Step 1: Create a Regular Standard User
The first order of business is to create a standard login user. So, right off the bat, log into your server and run the `adduser` command with the username as the command-line argument. Here, we are creating a login user called ‘jumpcloud’.
# adduser jumpcloud
Next, assign a password to the user using the `passwd` command as shown. Be sure to provide a strong password and confirm it.
# passwd jumpcloud
In the end, you’ll get a confirmation indicating that the operation was successful.
By default, once a user is created, they are placed in a primary group named after the username. In this case, the user jumpcloud is placed in a group called jumpcloud. To confirm this, run the groups command.
# groups jumpcloud
Now we are going to check if the regular user we just created can run commands with elevated privileges.
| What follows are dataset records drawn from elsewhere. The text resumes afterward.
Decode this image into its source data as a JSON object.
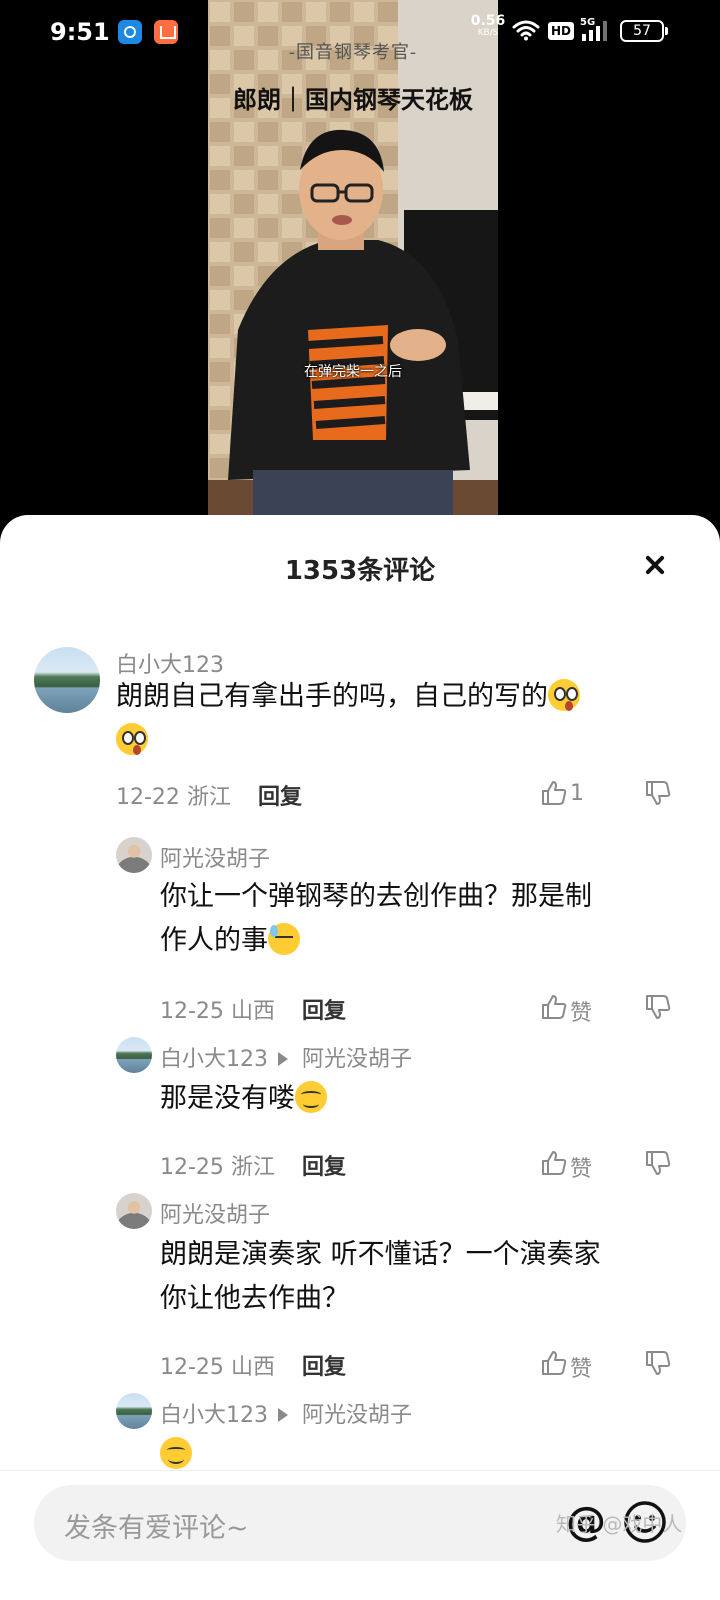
{
  "status": {
    "time": "9:51",
    "net_speed_value": "0.56",
    "net_speed_unit": "KB/S",
    "hd": "HD",
    "network": "5G",
    "battery": "57"
  },
  "video": {
    "channel": "-国音钢琴考官-",
    "title": "郎朗｜国内钢琴天花板",
    "subtitle": "在弹完柴一之后"
  },
  "comments_sheet": {
    "title": "1353条评论",
    "comments": [
      {
        "user": "白小大123",
        "text": "朗朗自己有拿出手的吗，自己的写的",
        "emoji": [
          "astonished-emoji",
          "astonished-emoji"
        ],
        "date": "12-22",
        "location": "浙江",
        "reply_label": "回复",
        "like_count": "1"
      },
      {
        "user": "阿光没胡子",
        "text_line1": "你让一个弹钢琴的去创作曲？那是制",
        "text_line2": "作人的事",
        "emoji": "sweat-emoji",
        "date": "12-25",
        "location": "山西",
        "reply_label": "回复",
        "like_label": "赞"
      },
      {
        "user": "白小大123",
        "reply_to": "阿光没胡子",
        "text": "那是没有喽",
        "emoji": "smug-emoji",
        "date": "12-25",
        "location": "浙江",
        "reply_label": "回复",
        "like_label": "赞"
      },
      {
        "user": "阿光没胡子",
        "text_line1": "朗朗是演奏家 听不懂话？一个演奏家",
        "text_line2": "你让他去作曲？",
        "date": "12-25",
        "location": "山西",
        "reply_label": "回复",
        "like_label": "赞"
      },
      {
        "user": "白小大123",
        "reply_to": "阿光没胡子",
        "emoji": "smile-emoji"
      }
    ]
  },
  "input": {
    "placeholder": "发条有爱评论~"
  },
  "watermark": "知乎 @戏中人",
  "colors": {
    "sheet_bg": "#ffffff",
    "muted_text": "#8a8a8a",
    "input_bg": "#f2f2f2"
  }
}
To verify this, we will switch to the user.
# su – jumpcloud
Next, we will try to upgrade system packages to their latest versions.
$ sudo dnf update
Upon providing the password, you will get a notification that the user is not in the sudoers file. This implies that the user does not have elevated privileges to run administrative or root commands.
The next step is to grant sudo privileges to the user. Note that there should be a limited set of privileges granted and no alias commands allowed.
Step 2: Add the Regular User to the Sudoers Group
To grant sudo privileges to the user, we will add the user to a secondary group called wheel. This is a special user group in Arch and Red Hat-based systems that provides administrative access to a regular user in order to masquerade as the root user.
To add the user to the group, run the usermod command as shown.
# usermod -aG wheel jumpcloud
Or
# usermod -a -G wheel jumpcloud
The -a option appends the user to the group, while the -G option specifies the group, in this case, wheel.Now run the command to confirm that the user is now a member of the group.
# groups jumpcloud
In addition, you can view the user accounts that belong to the wheel group as follows.
# cat /etc/group | grep wheel
Step 3: Test the Sudo User
It’s now time to put our sudo user to the test and verify its ability to run administrative privileges which are a preserve of the root user.
So, let’s now switch to the user.
# su – jumpcloud
Once again, we will attempt to upgrade all the packages to their latest versions as shown.
$ sudo dnf update
This time around, the command executes without any issues. This is confirmation that we have successfully added the user to the sudo group and can execute elevated privileges.
Step 4: How to Remove a Sudo User (Optional)
If you no longer need a sudo user on your server, you can easily remove them using the gpasswd command-line utility. This is a tool for managing entries in the /etc/shadow and /etc/groups files.
To remove a sudo user, invoke the gpasswd utility as shown to remove the user from the “wheel” group.
$ gpasswd -d jumpcloud wheel
From the removal of the user from the “wheel” group, the user regains its initial primary group which is the default group that the user belongs to during creation.